Even if you don’t feel the need to seek professional counsel, chances are you can still benefit from a little extra self-care as the coronavirus crisis wears on. Here’s a quick round-up of ideas from the mental health community on how to safeguard your mental well-being during these trying times: 

  • Even if you’ve never done it and even if you don’t believe in it, give meditation a try. The internet is awash with brief instructional videos that can teach you some basic techniques in no time. Meditation has been proven effective for relieving symptoms associated with depression, insomnia, and a wide range of other ailments, too. 
  • Create a safe social connection plan and stick to it. Make it a point to reach out by phone to a few people each day. Grab a mask and take a walk through the park with a friend a few days each week—or better yet, commit to a schedule of regular walks. Take advantage of one of the many free video-conferencing apps available and have a virtual party in your living room. You might even want to get in touch with friends that qualify as “long-lost.” Special connections from our past can be especially comforting during turbulent times. 
  • There’s a direct connection in your brain between exercise and happiness, Exercise stimulates the release of endorphins, chemical compounds that make you feel instantly better, so try to get some everyday. There’s no need to be particularly rigid about your exercise routine. Take your bike out for a spin or your golden retriever for a long walk one day. Rake up a few piles of leaves the next. But do build some form of vigorous movement into your day, every day. 
  • Do your best to live in the moment. The future may look pretty uncertain to you right now and the phrase “circumstances beyond our control” has taken on new meaning in the age of COVID-19. That’s why it’s important to focus on what you do know and can Don’t expend your energy, which may already be flagging, on things you can’t change. 
  • Mental health professionals recommend a simple technique called grounding which can be very helpful when you’re experiencing intense feelings of anxiety. One of the easiest ways to practice grounding—and you can do it anytime, anywhere—it to simply stop what you’re doing and thinking about and consciously use your senses in a methodical way. For example, take a few minutes to note five things you can see, hear, touch, and smell. By making a connection with your environment, you can sever the connection between yourself and any negative emotion you might be feeling. Skeptical? Give it a try. It really works. And there are lots of grounding techniques to choose from. 

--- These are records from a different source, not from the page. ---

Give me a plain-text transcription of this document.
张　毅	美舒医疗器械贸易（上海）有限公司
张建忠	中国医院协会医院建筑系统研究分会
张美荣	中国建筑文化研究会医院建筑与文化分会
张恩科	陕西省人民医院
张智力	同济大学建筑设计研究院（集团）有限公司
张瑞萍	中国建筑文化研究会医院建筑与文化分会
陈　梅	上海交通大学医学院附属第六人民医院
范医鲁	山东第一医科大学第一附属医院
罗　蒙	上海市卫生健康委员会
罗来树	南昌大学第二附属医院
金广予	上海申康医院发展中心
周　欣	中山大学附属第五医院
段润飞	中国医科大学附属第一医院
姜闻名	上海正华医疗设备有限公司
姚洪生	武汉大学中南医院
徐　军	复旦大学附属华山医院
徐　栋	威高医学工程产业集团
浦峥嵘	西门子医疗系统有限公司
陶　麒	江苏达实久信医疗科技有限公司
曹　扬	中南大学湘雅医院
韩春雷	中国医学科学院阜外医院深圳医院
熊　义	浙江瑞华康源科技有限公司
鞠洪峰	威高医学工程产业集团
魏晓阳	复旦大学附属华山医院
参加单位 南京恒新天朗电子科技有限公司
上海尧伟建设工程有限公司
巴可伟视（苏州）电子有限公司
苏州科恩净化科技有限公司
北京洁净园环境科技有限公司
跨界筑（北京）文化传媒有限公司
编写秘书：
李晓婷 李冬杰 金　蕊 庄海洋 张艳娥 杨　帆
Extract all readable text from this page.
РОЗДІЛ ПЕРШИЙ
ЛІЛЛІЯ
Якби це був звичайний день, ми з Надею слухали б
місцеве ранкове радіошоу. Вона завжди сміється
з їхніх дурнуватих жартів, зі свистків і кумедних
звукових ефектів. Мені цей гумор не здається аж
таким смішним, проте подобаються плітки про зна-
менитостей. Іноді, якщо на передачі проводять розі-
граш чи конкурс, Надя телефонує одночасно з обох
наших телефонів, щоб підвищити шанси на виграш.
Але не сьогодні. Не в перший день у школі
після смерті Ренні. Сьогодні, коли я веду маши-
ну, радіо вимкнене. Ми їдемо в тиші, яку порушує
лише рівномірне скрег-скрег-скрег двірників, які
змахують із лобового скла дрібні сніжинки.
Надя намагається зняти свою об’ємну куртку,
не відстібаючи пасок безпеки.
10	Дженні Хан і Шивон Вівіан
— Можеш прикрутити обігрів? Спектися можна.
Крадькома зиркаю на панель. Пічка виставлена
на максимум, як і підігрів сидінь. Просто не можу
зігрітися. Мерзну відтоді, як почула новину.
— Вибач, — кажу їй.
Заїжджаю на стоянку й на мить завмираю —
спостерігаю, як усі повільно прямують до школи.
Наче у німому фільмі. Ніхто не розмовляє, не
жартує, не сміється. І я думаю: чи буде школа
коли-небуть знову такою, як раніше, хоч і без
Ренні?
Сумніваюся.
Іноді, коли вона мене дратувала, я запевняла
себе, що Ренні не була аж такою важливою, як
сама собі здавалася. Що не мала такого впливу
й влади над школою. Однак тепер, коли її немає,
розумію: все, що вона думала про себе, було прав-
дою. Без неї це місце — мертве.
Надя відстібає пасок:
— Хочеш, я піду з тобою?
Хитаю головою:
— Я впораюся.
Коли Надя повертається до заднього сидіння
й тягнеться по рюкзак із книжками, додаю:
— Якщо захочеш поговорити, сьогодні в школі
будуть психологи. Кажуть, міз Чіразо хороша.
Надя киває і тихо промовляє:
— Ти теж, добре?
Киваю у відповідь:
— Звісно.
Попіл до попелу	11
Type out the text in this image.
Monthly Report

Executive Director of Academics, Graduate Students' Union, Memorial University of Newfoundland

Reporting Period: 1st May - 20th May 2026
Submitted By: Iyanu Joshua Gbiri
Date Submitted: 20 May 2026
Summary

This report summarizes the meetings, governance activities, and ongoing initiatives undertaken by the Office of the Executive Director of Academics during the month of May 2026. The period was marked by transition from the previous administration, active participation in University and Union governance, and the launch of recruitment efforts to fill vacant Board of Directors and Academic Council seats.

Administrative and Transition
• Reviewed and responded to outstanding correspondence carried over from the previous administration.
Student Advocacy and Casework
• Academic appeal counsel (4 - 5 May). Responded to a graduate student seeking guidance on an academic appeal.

Self-Care Means Self-Reflection

You’re not alone if the past few months have inspired you to re-examine your life goals—or even your fundamental values. Existential crises have been inspired by far less than a global pandemic. It’s hard to find silver linings in our current circumstances, but this may be one: we have a little extra time to focus on what’s truly meaningful in our lives. That’s an opportunity to realign our actions with our aspirations, including our professional ones. We’re happy—and will continue to provide—resources to help you succeed on the career path you choose, even as it may meander as we face this crisis together.